Assessment of a Turbo-Electric Aircraft Configuration with Aft-Propulsion Using Boundary Layer Ingestion
Artikel i vetenskaplig tidskrift, 2019
In this paper, a turbo-electric propulsion system was analyzed, and its performance was assessed. The aircraft considered here was a single-aisle, medium-range configuration targeting a capacity of 150 Pax. The propulsion concept comprised two boosted geared turbofan engines mounted under-wing. Those main engines were supported by an electrically driven aft-propulsor contributing to the thrust generation and by taking advantage of ingesting the boundary layer of the fuselage for potentially higher levels of propulsive efficiency and allowing for the improved operation of the main engines. The performance assessment as carried out in the context of this paper involved different levels: Firstly, based on the reference aircraft and the detailed description of its major components, the engine performance model for both main engines, as well as for the electrically driven aft-propulsor was set up. The methodology, as introduced, has already been applied in the context of hybrid-electric propulsion and allowed for the aforementioned aircraft sizing, as well as the subsequent gas turbine multi-point synthesis (simulation).
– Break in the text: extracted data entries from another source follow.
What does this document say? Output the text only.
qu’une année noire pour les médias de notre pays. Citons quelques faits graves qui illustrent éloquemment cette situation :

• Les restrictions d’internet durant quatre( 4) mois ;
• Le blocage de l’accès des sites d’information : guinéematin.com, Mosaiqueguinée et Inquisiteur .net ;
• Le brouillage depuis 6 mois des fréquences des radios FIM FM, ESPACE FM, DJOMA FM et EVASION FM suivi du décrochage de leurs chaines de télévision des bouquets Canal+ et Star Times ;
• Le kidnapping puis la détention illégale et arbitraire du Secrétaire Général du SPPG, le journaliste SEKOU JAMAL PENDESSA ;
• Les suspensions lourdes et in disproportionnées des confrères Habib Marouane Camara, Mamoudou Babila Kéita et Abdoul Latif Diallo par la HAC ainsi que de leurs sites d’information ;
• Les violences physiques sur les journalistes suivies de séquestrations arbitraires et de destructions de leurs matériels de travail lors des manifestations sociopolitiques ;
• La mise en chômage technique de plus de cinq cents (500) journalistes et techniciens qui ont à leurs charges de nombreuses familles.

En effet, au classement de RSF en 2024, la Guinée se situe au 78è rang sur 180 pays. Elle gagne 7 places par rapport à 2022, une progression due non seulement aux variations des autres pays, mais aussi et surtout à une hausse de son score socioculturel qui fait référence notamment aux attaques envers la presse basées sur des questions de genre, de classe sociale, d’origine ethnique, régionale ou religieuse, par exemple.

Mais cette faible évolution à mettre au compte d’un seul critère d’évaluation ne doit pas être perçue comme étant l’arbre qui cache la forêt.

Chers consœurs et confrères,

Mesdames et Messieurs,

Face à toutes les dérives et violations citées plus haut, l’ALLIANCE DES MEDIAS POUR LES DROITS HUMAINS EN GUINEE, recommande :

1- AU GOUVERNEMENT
A geared turbofan architecture with 2035 technology assumptions was considered for the main engine configuration. The present trade study focused on the design and performance analysis of the aft-propulsor and how it affected the performance of the main engines, due to the electric power generation. In order to allow for a more accurate description of the performance of this particular module, the enhanced streamline curvature method with an underlying and pre-optimized profile database was used to design a propulsor tailored to meet the requirements of the aft propulsor as derived from the cycle synthesis and overall aircraft specification; existing design expertise for novel and highly integrated propulsors could be taken advantage of herein. The resulting performance characteristics from the streamline curvature method were then fed back to the engine performance model in a closely coupled approach in order to have a more accurate description of the module behavior. This direct coupling allowed for enhanced sensitivity studies, monitoring different top-level parameters, such as the thrust/power split between the main engines and the aft propulsor. As a result, different propulsor specifications and fan designs with optimal performance characteristics were achieved, which in return affected the performance of all subsystems considered.